Dear Donagh,
Have you any comment to make on the resurgence of Latin in the liturgy, and the new translation of the Mass?  How do you honestly feel about it?  T.S.

 

Dear T.S.,

I was with a group of people last year when one of them asked me if I intended to say Mass for them in Latin.  “No,” I replied.  “May I ask why not?” she said, “are you unable?”  I replied that I was old enough to have said Mass in Latin many times.  “Why not, then?” she persisted, “It’s a sacred language.”  That was an interesting point.  I said, “No.  It was the language of the four soldiers who crucified Jesus.  As they hammered metal spikes into his wrists and feet they were chatting in Latin.”  Chatting about their pay, probably, and their holidays, and their girlfriends…. No, Latin was never a sacred language.  

I failed to tell her that I have loved Latin since childhood - for a succession of reasons, beginning with a good teacher.  It is a great language for clarity and precision.  It was the language of western mediaeval Christendom, and it is very useful to be able to read mediaeval texts in the original; strange to say, it is easier to read them in Latin than in translation.  Latin is one of the languages of tradition, but this does not make it a sacred language.  It was once the vernacular.  The Nicene Creed, which we say at Mass on Sundays, was originally written in Greek.  It is named after the city of Nicaea where it was formulated at the first ecumenical council in 325 AD.  Only later was it translated into the language of the people: Latin.  Incidentally, the earliest Greek version had ‘We believe’ (pisteuomen), not ‘I believe’ as in Latin (credo).  The present translation of the missal has ‘We’, but the new ‘translation’, due to come into force on the first Sunday of Advent, reverts to ‘I’. 

People who want Mass in Latin will have it.  My difficulty is with a language that is neither Latin nor English.  Translating a text is like shipping goods from one country to another.  They should be brought the full distance, not dumped half-way, in the middle of the sea.  Unlike Anglicans, Catholics are fairly new to English in the Liturgy.  The translation we have is good, but needed repairs in a few places.  It is proper English, even if the collects are sometimes a bit flat.  I'm afraid the new translation has more in common with the language of popular piety that we knew in the distant past: words and phrases half-translated from Latin or Italian.  “Compassionate your Saviour thus sorely afflicted.” 
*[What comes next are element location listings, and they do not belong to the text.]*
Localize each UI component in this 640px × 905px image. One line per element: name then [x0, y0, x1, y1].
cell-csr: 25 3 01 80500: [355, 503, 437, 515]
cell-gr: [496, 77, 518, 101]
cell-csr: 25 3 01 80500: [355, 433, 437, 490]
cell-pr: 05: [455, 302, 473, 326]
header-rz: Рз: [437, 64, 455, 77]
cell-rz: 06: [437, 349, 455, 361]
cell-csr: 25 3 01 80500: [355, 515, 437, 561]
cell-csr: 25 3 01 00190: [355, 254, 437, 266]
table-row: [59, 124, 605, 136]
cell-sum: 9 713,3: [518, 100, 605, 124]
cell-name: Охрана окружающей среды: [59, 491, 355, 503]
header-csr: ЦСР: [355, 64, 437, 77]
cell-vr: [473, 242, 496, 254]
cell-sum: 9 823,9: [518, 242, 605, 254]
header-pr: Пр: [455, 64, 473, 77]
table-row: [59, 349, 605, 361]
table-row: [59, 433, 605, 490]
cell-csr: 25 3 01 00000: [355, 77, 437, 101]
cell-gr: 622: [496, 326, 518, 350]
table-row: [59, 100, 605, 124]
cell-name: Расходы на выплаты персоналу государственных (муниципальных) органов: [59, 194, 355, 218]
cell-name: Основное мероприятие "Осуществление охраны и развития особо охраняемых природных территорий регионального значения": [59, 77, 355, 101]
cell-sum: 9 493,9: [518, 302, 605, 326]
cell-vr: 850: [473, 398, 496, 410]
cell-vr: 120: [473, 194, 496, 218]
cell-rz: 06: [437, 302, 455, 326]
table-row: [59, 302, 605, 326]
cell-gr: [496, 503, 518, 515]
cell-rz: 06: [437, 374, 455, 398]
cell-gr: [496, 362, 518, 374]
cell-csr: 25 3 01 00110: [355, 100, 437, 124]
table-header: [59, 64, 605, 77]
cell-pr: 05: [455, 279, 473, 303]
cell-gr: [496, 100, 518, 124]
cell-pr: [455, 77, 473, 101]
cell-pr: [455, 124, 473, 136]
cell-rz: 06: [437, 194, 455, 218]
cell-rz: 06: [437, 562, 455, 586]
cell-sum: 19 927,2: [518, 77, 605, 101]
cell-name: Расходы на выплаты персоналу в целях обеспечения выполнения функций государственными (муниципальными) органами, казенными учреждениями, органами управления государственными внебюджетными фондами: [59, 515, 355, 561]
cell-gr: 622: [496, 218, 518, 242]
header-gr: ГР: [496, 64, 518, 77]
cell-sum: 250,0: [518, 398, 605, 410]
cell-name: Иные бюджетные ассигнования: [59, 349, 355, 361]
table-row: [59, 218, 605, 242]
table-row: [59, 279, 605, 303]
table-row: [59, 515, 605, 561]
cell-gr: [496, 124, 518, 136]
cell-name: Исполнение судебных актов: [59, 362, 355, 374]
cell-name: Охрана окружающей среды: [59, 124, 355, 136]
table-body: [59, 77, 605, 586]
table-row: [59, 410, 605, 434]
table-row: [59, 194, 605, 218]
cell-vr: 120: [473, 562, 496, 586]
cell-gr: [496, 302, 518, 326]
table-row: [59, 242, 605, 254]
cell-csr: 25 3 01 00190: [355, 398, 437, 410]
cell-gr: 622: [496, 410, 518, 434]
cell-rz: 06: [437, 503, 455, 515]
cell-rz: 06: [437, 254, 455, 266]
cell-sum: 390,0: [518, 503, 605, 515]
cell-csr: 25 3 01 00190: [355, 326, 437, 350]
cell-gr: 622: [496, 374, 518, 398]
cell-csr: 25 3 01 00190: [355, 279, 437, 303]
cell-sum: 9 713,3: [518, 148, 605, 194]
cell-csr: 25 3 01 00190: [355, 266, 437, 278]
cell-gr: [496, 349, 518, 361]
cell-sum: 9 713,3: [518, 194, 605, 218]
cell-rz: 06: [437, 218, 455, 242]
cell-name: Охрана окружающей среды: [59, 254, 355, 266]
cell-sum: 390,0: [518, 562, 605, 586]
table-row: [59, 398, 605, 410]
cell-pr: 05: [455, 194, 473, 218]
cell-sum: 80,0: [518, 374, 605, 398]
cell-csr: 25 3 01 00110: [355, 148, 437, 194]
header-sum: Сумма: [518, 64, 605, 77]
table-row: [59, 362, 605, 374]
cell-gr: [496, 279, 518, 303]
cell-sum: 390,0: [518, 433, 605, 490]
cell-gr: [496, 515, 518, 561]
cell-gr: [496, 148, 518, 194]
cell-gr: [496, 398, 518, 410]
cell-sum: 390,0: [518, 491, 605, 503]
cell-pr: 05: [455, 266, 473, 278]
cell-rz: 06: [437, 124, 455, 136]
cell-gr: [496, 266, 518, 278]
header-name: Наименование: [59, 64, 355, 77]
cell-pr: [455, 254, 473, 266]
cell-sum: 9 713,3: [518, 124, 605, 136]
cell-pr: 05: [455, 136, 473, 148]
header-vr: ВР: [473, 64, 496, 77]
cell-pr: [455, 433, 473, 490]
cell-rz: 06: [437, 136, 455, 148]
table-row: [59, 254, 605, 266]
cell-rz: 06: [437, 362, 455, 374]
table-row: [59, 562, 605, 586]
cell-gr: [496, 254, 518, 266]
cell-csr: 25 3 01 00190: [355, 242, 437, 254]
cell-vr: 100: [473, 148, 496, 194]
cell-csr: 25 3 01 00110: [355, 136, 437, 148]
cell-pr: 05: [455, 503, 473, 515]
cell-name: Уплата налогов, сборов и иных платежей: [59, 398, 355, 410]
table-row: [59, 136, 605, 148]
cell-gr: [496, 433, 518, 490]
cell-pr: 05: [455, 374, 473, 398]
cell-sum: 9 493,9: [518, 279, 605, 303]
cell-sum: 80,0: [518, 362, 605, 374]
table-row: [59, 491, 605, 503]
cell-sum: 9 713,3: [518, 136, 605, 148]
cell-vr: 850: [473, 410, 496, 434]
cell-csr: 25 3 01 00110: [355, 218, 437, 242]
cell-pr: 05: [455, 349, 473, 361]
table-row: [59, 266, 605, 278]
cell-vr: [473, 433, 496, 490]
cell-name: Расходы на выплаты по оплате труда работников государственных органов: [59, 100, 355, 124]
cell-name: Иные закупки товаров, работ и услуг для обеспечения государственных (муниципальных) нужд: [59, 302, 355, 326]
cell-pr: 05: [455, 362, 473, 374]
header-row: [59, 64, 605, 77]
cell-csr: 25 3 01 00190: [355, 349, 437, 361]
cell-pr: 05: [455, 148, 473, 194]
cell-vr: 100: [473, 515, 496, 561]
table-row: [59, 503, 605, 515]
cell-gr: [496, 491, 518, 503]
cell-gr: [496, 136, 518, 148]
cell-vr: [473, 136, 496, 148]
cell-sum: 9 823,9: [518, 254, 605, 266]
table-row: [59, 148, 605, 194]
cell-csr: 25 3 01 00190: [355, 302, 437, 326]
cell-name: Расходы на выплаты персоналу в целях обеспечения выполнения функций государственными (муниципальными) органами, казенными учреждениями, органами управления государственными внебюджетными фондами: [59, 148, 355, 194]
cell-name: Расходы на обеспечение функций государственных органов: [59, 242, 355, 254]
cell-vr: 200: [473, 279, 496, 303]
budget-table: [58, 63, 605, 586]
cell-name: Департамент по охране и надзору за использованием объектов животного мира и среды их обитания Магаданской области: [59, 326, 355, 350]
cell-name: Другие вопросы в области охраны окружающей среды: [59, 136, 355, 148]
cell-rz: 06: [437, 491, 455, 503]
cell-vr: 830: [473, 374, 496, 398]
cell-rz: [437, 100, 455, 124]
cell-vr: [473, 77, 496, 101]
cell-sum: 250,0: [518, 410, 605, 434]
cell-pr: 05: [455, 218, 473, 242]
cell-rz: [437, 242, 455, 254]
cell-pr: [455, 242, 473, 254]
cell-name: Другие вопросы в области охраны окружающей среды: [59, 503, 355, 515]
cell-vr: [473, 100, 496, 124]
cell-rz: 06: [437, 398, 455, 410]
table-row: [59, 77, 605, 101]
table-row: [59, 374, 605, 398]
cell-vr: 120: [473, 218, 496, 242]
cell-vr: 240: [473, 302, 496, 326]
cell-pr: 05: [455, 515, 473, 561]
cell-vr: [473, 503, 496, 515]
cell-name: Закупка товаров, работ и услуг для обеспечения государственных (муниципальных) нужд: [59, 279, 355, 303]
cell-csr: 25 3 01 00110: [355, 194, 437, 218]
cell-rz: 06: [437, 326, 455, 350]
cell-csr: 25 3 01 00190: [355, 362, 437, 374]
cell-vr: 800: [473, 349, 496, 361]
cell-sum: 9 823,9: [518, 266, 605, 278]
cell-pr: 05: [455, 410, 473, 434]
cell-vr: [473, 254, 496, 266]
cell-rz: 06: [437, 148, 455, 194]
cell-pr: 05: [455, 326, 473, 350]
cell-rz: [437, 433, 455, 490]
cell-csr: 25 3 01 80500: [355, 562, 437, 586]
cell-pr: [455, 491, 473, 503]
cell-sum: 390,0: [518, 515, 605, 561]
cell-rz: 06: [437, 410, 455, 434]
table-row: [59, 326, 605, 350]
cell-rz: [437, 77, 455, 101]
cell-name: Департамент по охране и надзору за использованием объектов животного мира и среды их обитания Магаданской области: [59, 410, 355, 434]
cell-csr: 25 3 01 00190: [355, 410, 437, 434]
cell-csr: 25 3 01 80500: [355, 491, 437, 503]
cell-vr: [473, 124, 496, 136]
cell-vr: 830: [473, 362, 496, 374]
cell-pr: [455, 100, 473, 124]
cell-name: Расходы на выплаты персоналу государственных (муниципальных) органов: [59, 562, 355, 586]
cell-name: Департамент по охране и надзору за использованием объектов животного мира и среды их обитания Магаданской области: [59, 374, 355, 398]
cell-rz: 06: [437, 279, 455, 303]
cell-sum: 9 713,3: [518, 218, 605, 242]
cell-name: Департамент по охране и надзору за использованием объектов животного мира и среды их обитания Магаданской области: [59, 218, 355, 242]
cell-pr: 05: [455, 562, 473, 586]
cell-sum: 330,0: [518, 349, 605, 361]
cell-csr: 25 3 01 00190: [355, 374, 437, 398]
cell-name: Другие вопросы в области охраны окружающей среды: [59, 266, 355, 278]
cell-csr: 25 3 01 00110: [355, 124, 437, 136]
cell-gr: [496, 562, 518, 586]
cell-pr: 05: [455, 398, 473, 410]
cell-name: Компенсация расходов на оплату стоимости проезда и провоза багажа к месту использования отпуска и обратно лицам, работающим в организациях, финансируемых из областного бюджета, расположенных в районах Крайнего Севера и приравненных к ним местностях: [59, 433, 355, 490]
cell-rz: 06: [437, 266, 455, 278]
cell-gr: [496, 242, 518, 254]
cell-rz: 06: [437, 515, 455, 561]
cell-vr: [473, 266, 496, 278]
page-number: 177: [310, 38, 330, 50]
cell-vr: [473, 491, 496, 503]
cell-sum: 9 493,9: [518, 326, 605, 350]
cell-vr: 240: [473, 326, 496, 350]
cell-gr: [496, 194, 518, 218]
It was not only popular piety that was afflicted with this hybrid language.  The naming of the feast of the Assumption, for example, showed complete disregard for English.  The word ‘translation’ itself was lost in translation; it meant the reburial of a saint’s remains in a different place.  It is hard to see what was gained by such obscurantism. 

I confess that I am not looking forward to the new translation of the missal.  The danger is that it will only increase the feeling of vertigo that many Catholics experience at present.  When we are being swept into a hurricane of change by events in the Church and in the world around us, we would have liked the Liturgy to remain as it has been for several decades.  We are now taking such a great risk, and for so little – for less than nothing.  “Only Son of the Father” is English; how is “Only Begotten Son” an improvement on that?  How can you have a sentence that has no verb? – a sentence that begins with ‘And’?  What is the word ‘therefore’ doing in the Liturgy? (it has a different weight from ‘ergo’ in Latin)… and hundreds of similar mistakes.  We can only hope and pray that this new ‘translation’ will not be too great a distraction or an irritant.  One thing is guaranteed: every day will be a field-day for liturgical spies.

In the end, the Liturgy is an action, not a lecture.  What makes a real difference is the way it is celebrated, not just the words used.  We all have our wish-lists.  Mine would be for a liturgical speed-limit, and mandatory pauses – a more prayerful and contemplative experience.  Now that this new translation is a done deed, let’s pray that nothing will hurt the Eucharist, this supersensitive nerve-centre of our faith.